Microbially-induced carbonate precipitation (MICP) is a kind of cost-effective and environmentally friendly technology to improve the saline soil. It aims to use urease generated by bacteria to catalyze urea hydrolysis and produce carbonate, which combines with calcium ion in the cementation solution to form calcium carbonate precipitates and calcite crystal.
However, the impact of salt on urea hydrolysis and curing effect needs to be further studied to verify its feasibility for solidifying saline soils.
Recently, a research team from the Northwest Institute of Eco-Environment and Resources of the Chinese Academy of Sciences investigated the effect of chloride salt on urea hydrolysis in MICP and the effect of MICP on the engineering and mechanical properties of coarse-grained soils containing chloride salts.
Related results were published in Journal of Cleaner Production.
The researchers also analyzed the deterioration mechanism of chloride salt on reinforcement through micro-mechanical tests.

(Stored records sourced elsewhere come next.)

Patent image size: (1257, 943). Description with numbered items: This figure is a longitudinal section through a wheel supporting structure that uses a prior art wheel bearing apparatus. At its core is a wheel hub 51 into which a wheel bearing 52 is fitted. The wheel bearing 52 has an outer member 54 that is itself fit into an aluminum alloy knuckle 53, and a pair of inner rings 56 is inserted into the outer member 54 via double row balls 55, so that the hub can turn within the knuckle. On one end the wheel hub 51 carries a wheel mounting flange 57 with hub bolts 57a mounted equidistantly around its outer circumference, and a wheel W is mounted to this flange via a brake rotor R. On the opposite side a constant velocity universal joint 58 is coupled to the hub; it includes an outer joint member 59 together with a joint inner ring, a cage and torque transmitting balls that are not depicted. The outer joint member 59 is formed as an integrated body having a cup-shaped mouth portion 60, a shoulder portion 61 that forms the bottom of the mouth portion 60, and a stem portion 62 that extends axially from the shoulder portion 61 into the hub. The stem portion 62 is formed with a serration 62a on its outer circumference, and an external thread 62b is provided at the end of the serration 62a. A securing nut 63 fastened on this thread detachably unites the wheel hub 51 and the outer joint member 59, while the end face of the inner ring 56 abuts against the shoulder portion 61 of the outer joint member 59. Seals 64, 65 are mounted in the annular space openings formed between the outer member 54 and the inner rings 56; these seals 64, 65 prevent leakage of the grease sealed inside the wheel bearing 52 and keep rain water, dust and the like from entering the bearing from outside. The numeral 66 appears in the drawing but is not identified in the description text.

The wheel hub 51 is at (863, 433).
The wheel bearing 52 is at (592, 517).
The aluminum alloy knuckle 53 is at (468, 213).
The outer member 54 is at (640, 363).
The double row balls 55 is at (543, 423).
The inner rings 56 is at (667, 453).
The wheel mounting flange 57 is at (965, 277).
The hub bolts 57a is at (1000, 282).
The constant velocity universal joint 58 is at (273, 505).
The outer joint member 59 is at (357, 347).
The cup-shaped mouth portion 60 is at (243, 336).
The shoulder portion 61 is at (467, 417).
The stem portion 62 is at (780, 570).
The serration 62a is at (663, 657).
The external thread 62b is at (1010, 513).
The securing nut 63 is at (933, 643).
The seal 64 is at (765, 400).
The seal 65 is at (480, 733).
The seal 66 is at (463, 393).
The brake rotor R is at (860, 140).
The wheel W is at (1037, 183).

They found that, though curing effect of MICP is excellent, the negative effect of salt cannot be ignored. The rate of hydrolysis and precipitation efficiency decreased with an increase in salt concentration, which results in the deterioration of the mechanical properties of solidified soil.
In addition, the quantity of calcite was significantly more than vaterite, and the salt content, as a guiding agent, can promote the formation of calcite.
The study proves that it is feasible to applying biochemical process driven by microorganism activity for sustainably improving saline soil.